The probability that the player wins is,

`P(W)=0.80`

Then the probability that the player losses is,

`P(L)=1-P(W)=1-0.80=0.20`

The player is playing the video game with 4 different opponents.

It is provided that when the player is defeated by an opponent the game ends.

All the possible ways the player can win is: {L, WL, WWL, WWWL and WWWW)

(a)

The results from all the 4 opponents are independent, i.e. the result of a game played with one opponent is unaffected by the result of the game played with another opponent.

The probability that the player defeats all four opponents in a game is,

P (Player defeats all 4 opponents) =
`P(W)* P(W)* P(W)* P(W)=[P(W)]^(4) =(0.80)^(4)=0.4096`

Thus, the probability that the player defeats all four opponents in a game is 0.4096.

(b)

The probability that the player defeats at least two opponents in a game is,

P (Player defeats at least 2) = 1 - P (Player losses the 1st game) - P (Player losses the 2nd game) =
`1-P(L)-P(WL)`

`=1-(0.20)-(0.80*0.20)\\=1-0.20-0.16\\=0.64`

Thus, the probability that the player defeats at least two opponents in a game is 0.64.

(c)

Let X = number of times the player defeats all 4 opponents.
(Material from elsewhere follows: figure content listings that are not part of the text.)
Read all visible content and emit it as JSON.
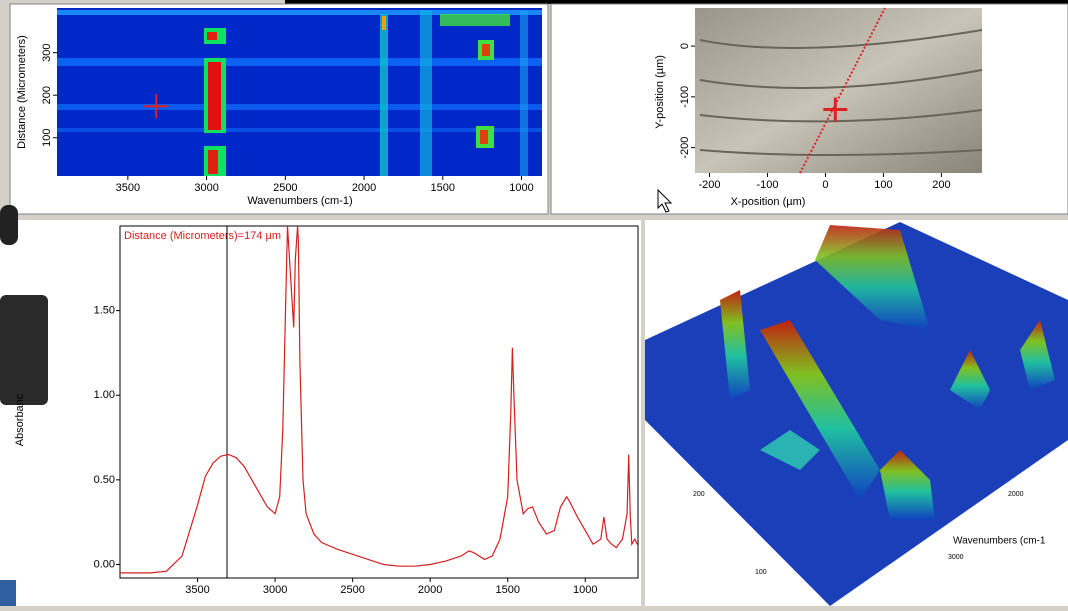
{
  "heatmap": {
    "ylabel": "Distance (Micrometers)",
    "xlabel": "Wavenumbers (cm-1)",
    "xlim": [
      3950,
      870
    ],
    "ylim": [
      10,
      405
    ],
    "xticks": [
      3500,
      3000,
      2500,
      2000,
      1500,
      1000
    ],
    "yticks": [
      100,
      200,
      300
    ],
    "cursor": {
      "x": 3320,
      "y": 174
    }
  },
  "image": {
    "xlabel": "X-position (µm)",
    "ylabel": "Y-position (µm)",
    "xlim": [
      -225,
      270
    ],
    "ylim": [
      -250,
      75
    ],
    "xticks": [
      -200,
      -100,
      0,
      100,
      200
    ],
    "yticks": [
      0,
      -100,
      -200
    ],
    "cursor": {
      "x": 17,
      "y": -125
    }
  },
  "spectrum": {
    "type": "line",
    "ylabel": "Absorbanc",
    "annotation": "Distance (Micrometers)=174 µm",
    "color": "#d42020",
    "xlim": [
      4000,
      660
    ],
    "ylim": [
      -0.08,
      2.0
    ],
    "xticks": [
      3500,
      3000,
      2500,
      2000,
      1500,
      1000
    ],
    "yticks": [
      {
        "value": 0,
        "label": "0.00"
      },
      {
        "value": 0.5,
        "label": "0.50"
      },
      {
        "value": 1,
        "label": "1.00"
      },
      {
        "value": 1.5,
        "label": "1.50"
      }
    ],
    "cursor_x": 3310,
    "x": [
      4000,
      3800,
      3700,
      3600,
      3500,
      3450,
      3400,
      3350,
      3300,
      3250,
      3200,
      3150,
      3100,
      3050,
      3000,
      2970,
      2950,
      2930,
      2920,
      2900,
      2880,
      2870,
      2855,
      2850,
      2840,
      2820,
      2800,
      2750,
      2700,
      2600,
      2500,
      2400,
      2300,
      2200,
      2100,
      2000,
      1900,
      1800,
      1750,
      1720,
      1650,
      1600,
      1550,
      1500,
      1480,
      1470,
      1460,
      1440,
      1400,
      1370,
      1340,
      1300,
      1250,
      1200,
      1160,
      1120,
      1100,
      1050,
      1000,
      950,
      900,
      880,
      860,
      830,
      800,
      760,
      730,
      720,
      710,
      700,
      680,
      660
    ],
    "values": [
      -0.05,
      -0.05,
      -0.04,
      0.05,
      0.35,
      0.52,
      0.6,
      0.64,
      0.65,
      0.63,
      0.58,
      0.5,
      0.42,
      0.34,
      0.3,
      0.4,
      0.8,
      1.6,
      2.0,
      1.7,
      1.4,
      1.8,
      2.0,
      1.9,
      1.2,
      0.5,
      0.3,
      0.18,
      0.13,
      0.09,
      0.06,
      0.03,
      0.0,
      -0.01,
      -0.01,
      0.0,
      0.02,
      0.05,
      0.08,
      0.07,
      0.03,
      0.05,
      0.15,
      0.4,
      0.9,
      1.28,
      1.0,
      0.5,
      0.3,
      0.33,
      0.34,
      0.25,
      0.18,
      0.2,
      0.34,
      0.4,
      0.37,
      0.28,
      0.2,
      0.12,
      0.15,
      0.28,
      0.15,
      0.12,
      0.1,
      0.15,
      0.3,
      0.65,
      0.3,
      0.12,
      0.15,
      0.11
    ]
  },
  "surface": {
    "axis_label": "Wavenumbers (cm-1",
    "labels": [
      "200",
      "2000",
      "3000",
      "100"
    ]
  }
}
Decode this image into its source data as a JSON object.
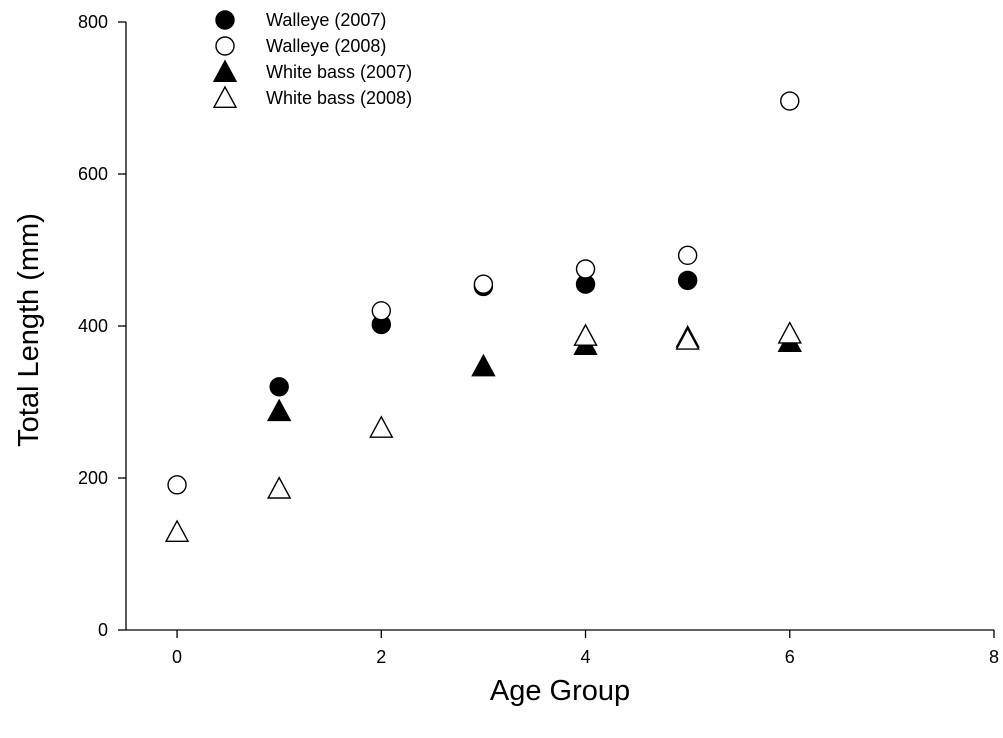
{
  "chart_data": {
    "type": "scatter",
    "xlabel": "Age Group",
    "ylabel": "Total Length (mm)",
    "xlim": [
      -0.5,
      8
    ],
    "ylim": [
      0,
      800
    ],
    "x_ticks": [
      "0",
      "2",
      "4",
      "6",
      "8"
    ],
    "y_ticks": [
      "0",
      "200",
      "400",
      "600",
      "800"
    ],
    "legend_position": "top-left",
    "grid": false,
    "series": [
      {
        "name": "Walleye (2007)",
        "marker": "circle-filled",
        "points": [
          [
            1,
            320
          ],
          [
            2,
            402
          ],
          [
            3,
            452
          ],
          [
            4,
            455
          ],
          [
            5,
            460
          ]
        ]
      },
      {
        "name": "Walleye (2008)",
        "marker": "circle-open",
        "points": [
          [
            0,
            191
          ],
          [
            2,
            420
          ],
          [
            3,
            455
          ],
          [
            4,
            475
          ],
          [
            5,
            493
          ],
          [
            6,
            696
          ]
        ]
      },
      {
        "name": "White bass (2007)",
        "marker": "triangle-filled",
        "points": [
          [
            1,
            288
          ],
          [
            3,
            347
          ],
          [
            4,
            375
          ],
          [
            5,
            385
          ],
          [
            6,
            379
          ]
        ]
      },
      {
        "name": "White bass (2008)",
        "marker": "triangle-open",
        "points": [
          [
            0,
            129
          ],
          [
            1,
            186
          ],
          [
            2,
            266
          ],
          [
            4,
            387
          ],
          [
            5,
            382
          ],
          [
            6,
            390
          ]
        ]
      }
    ]
  }
}
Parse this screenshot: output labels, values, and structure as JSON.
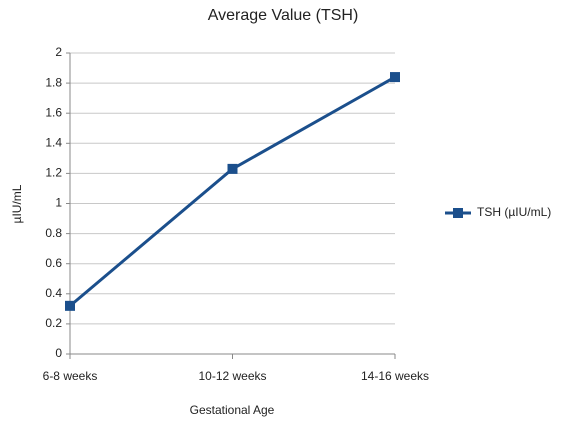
{
  "chart_data": {
    "type": "line",
    "title": "Average Value (TSH)",
    "x_label": "Gestational Age",
    "y_label": "µIU/mL",
    "categories": [
      "6-8 weeks",
      "10-12 weeks",
      "14-16 weeks"
    ],
    "series": [
      {
        "name": "TSH  (µIU/mL)",
        "color": "#1b4f8c",
        "values": [
          0.32,
          1.23,
          1.84
        ]
      }
    ],
    "ylim": [
      0,
      2
    ],
    "yticks": [
      0,
      0.2,
      0.4,
      0.6,
      0.8,
      1,
      1.2,
      1.4,
      1.6,
      1.8,
      2
    ],
    "grid": true,
    "legend": "right"
  }
}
The probability that the player defeats all four opponents in a game is,

P(WWWW) = 0.4096.

Then the random variable
`X\sim Bin(n=3, p=0.4096)`

The probability distribution of binomial is:

`P(X=x)={n\choose x}p^(x) (1-p)^(n-x)`

The probability that the player defeats all the 4 opponents at least once is,

P (X ≥ 1) = 1 - P (X < 1)

= 1 - P (X = 0)

`=1-[{3\choose 0}(0.4096)^(0) (1-0.4096)^(3-0)]\\=1-[1*1* (0.5904)^(3)\\=1-0.2058\\=0.7942`

Thus, the probability that the player defeats all the 4 opponents at least once is 0.7942.